The security researcher best known for his groundbreaking car-hacking research with fellow white hat Charlie Miller graduated high school in a class of 83 students in that tiny town 45 miles north of Pittsburgh, Pa. His family didn't have a computer until his junior year, and it was Jon Larimer -- now a Google security engineer for Android -- who first introduced him to computing and later, security. Larimer attended the same high school in Ford City and was the kid with all of the slick new technology at his house: "He was the guy who would have all these computers in his room," Valasek says.
Valasek was hooked and decided to study computer science in college at the University of Pittsburgh. "It's funny because for what I do, I don't use a computer science degree for reverse-engineering and hacking. I went there because I wanted to do computer stuff, but I had to know all this other stuff. I was a really terrible computer science student," he says.

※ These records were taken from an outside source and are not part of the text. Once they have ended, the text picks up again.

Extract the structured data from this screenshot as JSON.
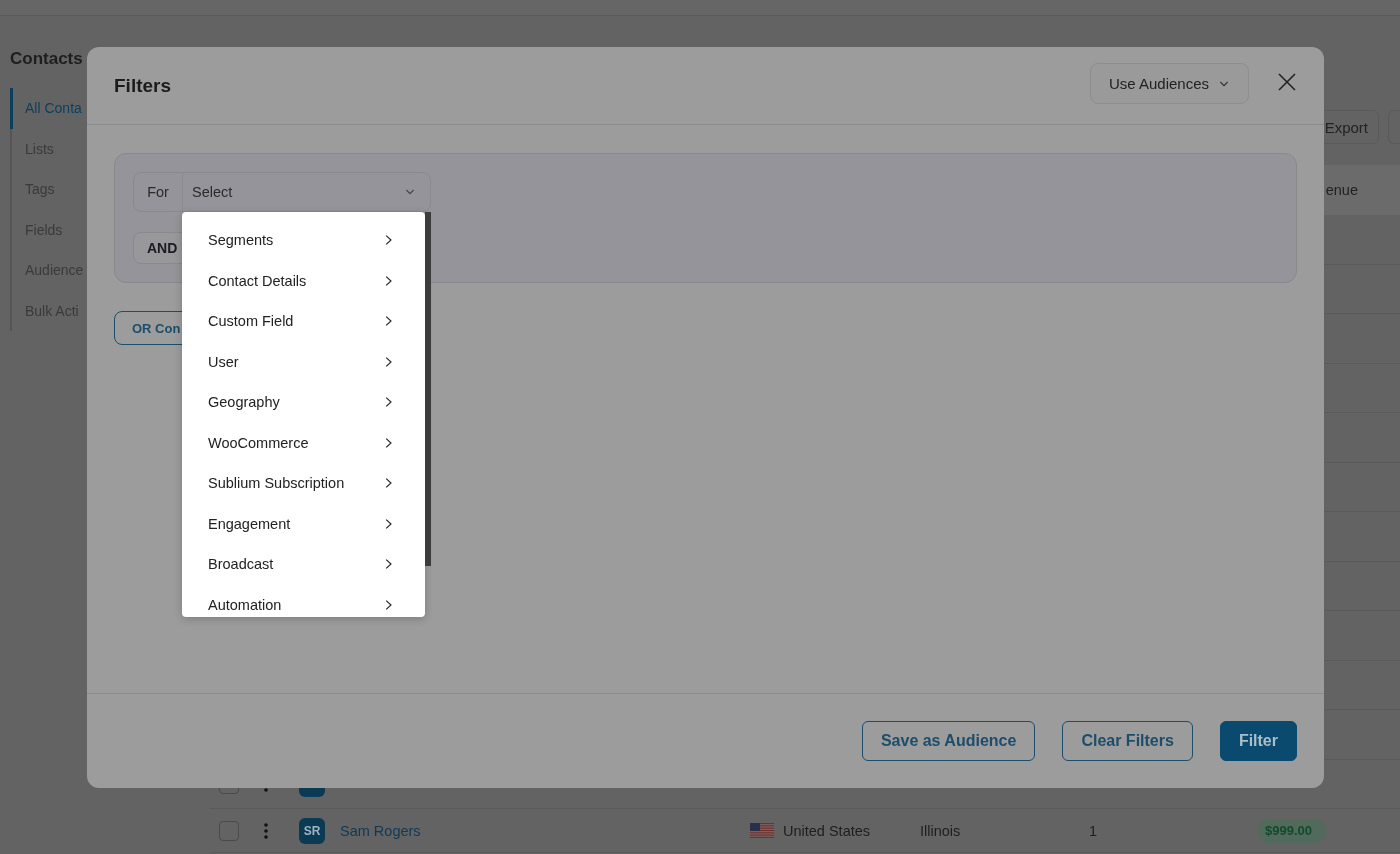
{
  "sidebar": {
    "title": "Contacts",
    "items": [
      {
        "label": "All Conta",
        "selected": true
      },
      {
        "label": "Lists",
        "selected": false
      },
      {
        "label": "Tags",
        "selected": false
      },
      {
        "label": "Fields",
        "selected": false
      },
      {
        "label": "Audience",
        "selected": false
      },
      {
        "label": "Bulk Acti",
        "selected": false
      }
    ]
  },
  "toolbar": {
    "buttons": [
      "Export"
    ]
  },
  "table": {
    "columns": [
      "enue"
    ],
    "rows": [
      {
        "kind": "covered"
      },
      {
        "kind": "covered"
      },
      {
        "kind": "covered"
      },
      {
        "kind": "covered"
      },
      {
        "kind": "covered"
      },
      {
        "kind": "covered"
      },
      {
        "kind": "covered"
      },
      {
        "kind": "covered"
      },
      {
        "kind": "covered"
      },
      {
        "kind": "covered"
      },
      {
        "kind": "covered"
      },
      {
        "kind": "partial",
        "checked": false
      },
      {
        "kind": "full",
        "checked": false,
        "initials": "SR",
        "name": "Sam Rogers",
        "country": "United States",
        "state": "Illinois",
        "count": "1",
        "revenue": "$999.00"
      }
    ]
  },
  "modal": {
    "title": "Filters",
    "audience_button": "Use Audiences",
    "filter_group": {
      "for_label": "For",
      "select": {
        "placeholder": "Select"
      },
      "and_button": "AND"
    },
    "or_button": "OR Con",
    "menu": {
      "items": [
        {
          "label": "Segments"
        },
        {
          "label": "Contact Details"
        },
        {
          "label": "Custom Field"
        },
        {
          "label": "User"
        },
        {
          "label": "Geography"
        },
        {
          "label": "WooCommerce"
        },
        {
          "label": "Sublium Subscription"
        },
        {
          "label": "Engagement"
        },
        {
          "label": "Broadcast"
        },
        {
          "label": "Automation"
        }
      ]
    },
    "footer_buttons": [
      {
        "label": "Save as Audience",
        "kind": "outline"
      },
      {
        "label": "Clear Filters",
        "kind": "outline"
      },
      {
        "label": "Filter",
        "kind": "primary"
      }
    ]
  }
}
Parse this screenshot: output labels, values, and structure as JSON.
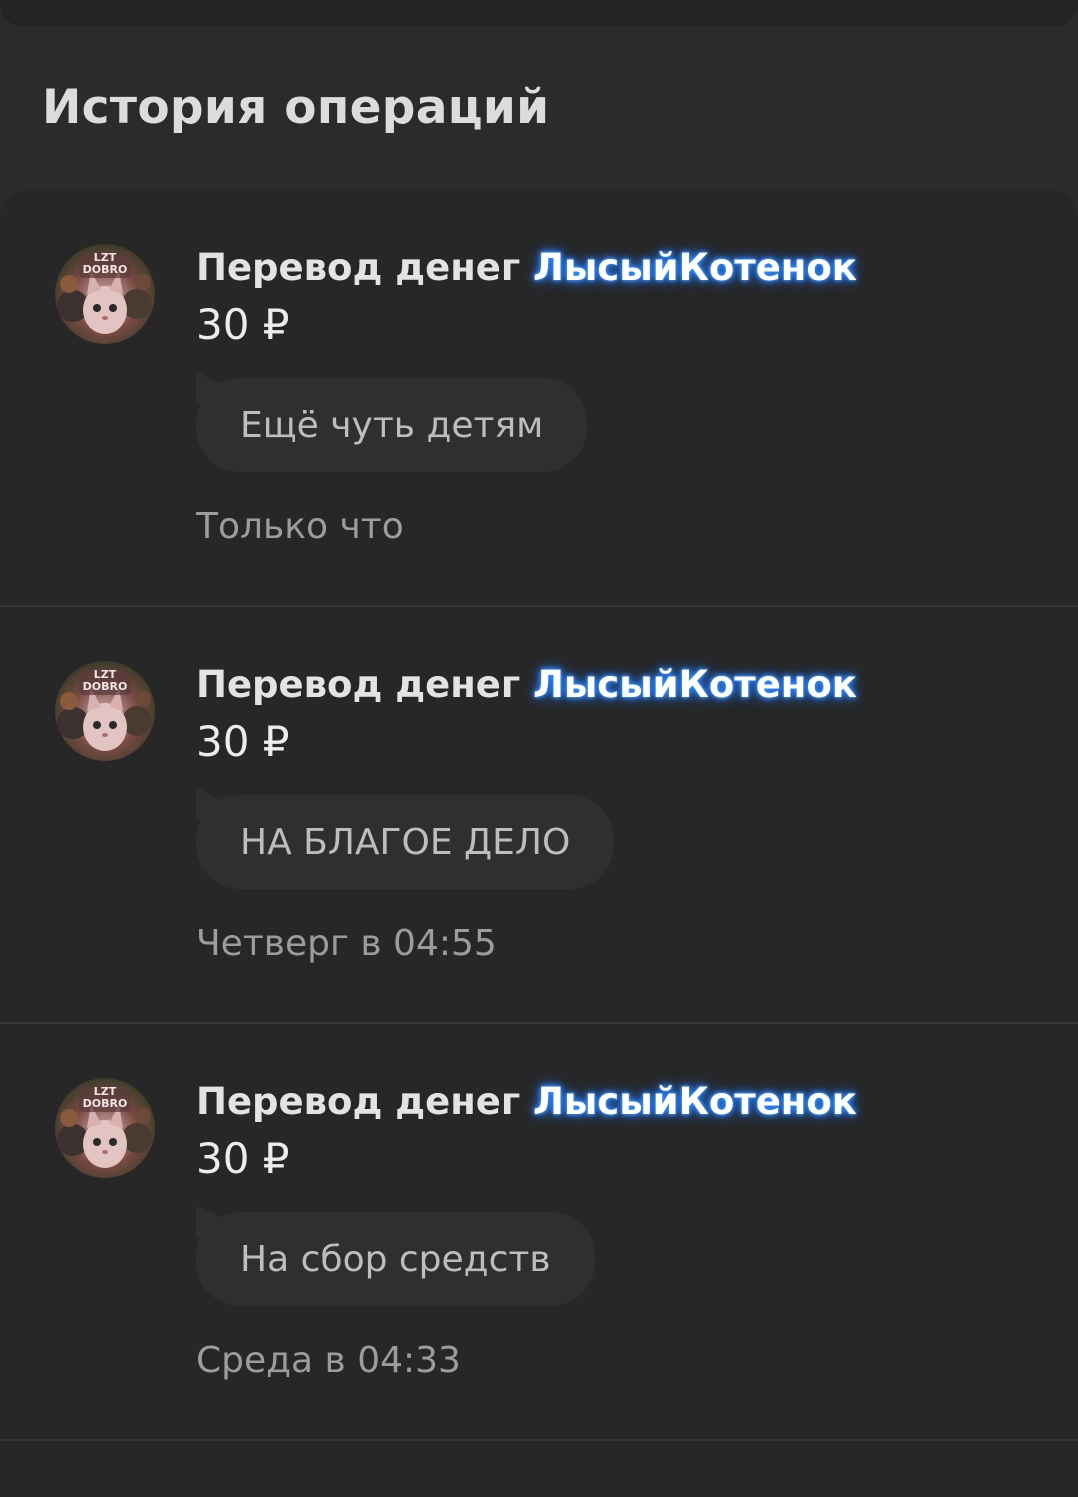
{
  "history": {
    "title": "История операций",
    "items": [
      {
        "title_prefix": "Перевод денег",
        "username": "ЛысыйКотенок",
        "amount": "30 ₽",
        "comment": "Ещё чуть детям",
        "time": "Только что",
        "avatar_text": "LZT DOBRO"
      },
      {
        "title_prefix": "Перевод денег",
        "username": "ЛысыйКотенок",
        "amount": "30 ₽",
        "comment": "НА БЛАГОЕ ДЕЛО",
        "time": "Четверг в 04:55",
        "avatar_text": "LZT DOBRO"
      },
      {
        "title_prefix": "Перевод денег",
        "username": "ЛысыйКотенок",
        "amount": "30 ₽",
        "comment": "На сбор средств",
        "time": "Среда в 04:33",
        "avatar_text": "LZT DOBRO"
      }
    ]
  },
  "colors": {
    "background": "#2b2b2b",
    "card": "#272727",
    "username_glow": "#2f8bff"
  }
}
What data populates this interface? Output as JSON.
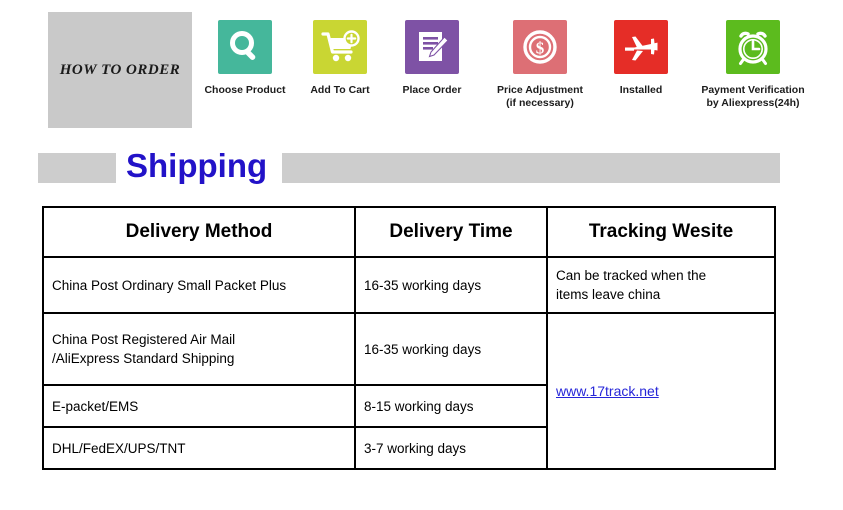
{
  "how_to_order": {
    "badge_label": "HOW TO ORDER",
    "steps": [
      {
        "icon": "search-icon",
        "label": "Choose Product",
        "color": "#45b79b"
      },
      {
        "icon": "shopping-cart-plus-icon",
        "label": "Add To Cart",
        "color": "#c9d633"
      },
      {
        "icon": "document-pen-icon",
        "label": "Place Order",
        "color": "#8martin"
      },
      {
        "icon": "dollar-coin-icon",
        "label": "Price  Adjustment\n(if necessary)",
        "color": "#dd6f75"
      },
      {
        "icon": "airplane-icon",
        "label": "Installed",
        "color": "#e52d27"
      },
      {
        "icon": "alarm-clock-icon",
        "label": "Payment Verification\nby Aliexpress(24h)",
        "color": "#5cbb1e"
      }
    ]
  },
  "shipping": {
    "title": "Shipping",
    "title_color": "#2212c8",
    "table": {
      "headers": [
        "Delivery Method",
        "Delivery Time",
        "Tracking Wesite"
      ],
      "rows": [
        {
          "method": "China Post Ordinary Small Packet Plus",
          "time": "16-35 working days",
          "tracking": "Can be tracked when the\nitems leave china"
        },
        {
          "method": "China Post Registered Air Mail\n/AliExpress Standard Shipping",
          "time": "16-35 working days"
        },
        {
          "method": "E-packet/EMS",
          "time": "8-15 working days"
        },
        {
          "method": "DHL/FedEX/UPS/TNT",
          "time": "3-7 working days"
        }
      ],
      "tracking_link": "www.17track.net"
    }
  }
}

As an undergraduate at Pitt, Valasek preferred writing his own software applications in C and exploring computer networks over his comp sci curriculum. "I had more fun playing around with the networking stuff and writing my own apps to do weird things [such as] awful IRC clients and chat clients, servers," says Valasek, who is director of vehicle security research at IOActive, where he heads up car security research and testing methods. "I probably should have taken it more seriously."
His first job out of college in 2005 was a programming gig with Cambia, now part of Tripwire, and a year later he joined Internet Security Systems (ISS), now part of IBM, where he wrote software for ISS's intrusion prevention and detection products. All the while, Valasek kept breaking and reverse-engineering things after-hours.
Valasek realized he really didn't like coding after all. "But I [did] like this research part where you can figure out how these attacks work and you can write these signatures for them," he recalls. "I liked writing the attacks more than the code … I spent 40 hours a week writing signatures for IDS/IPS and the rest of the [time] teaching myself how to "reverse-engineer Windows applications," he says.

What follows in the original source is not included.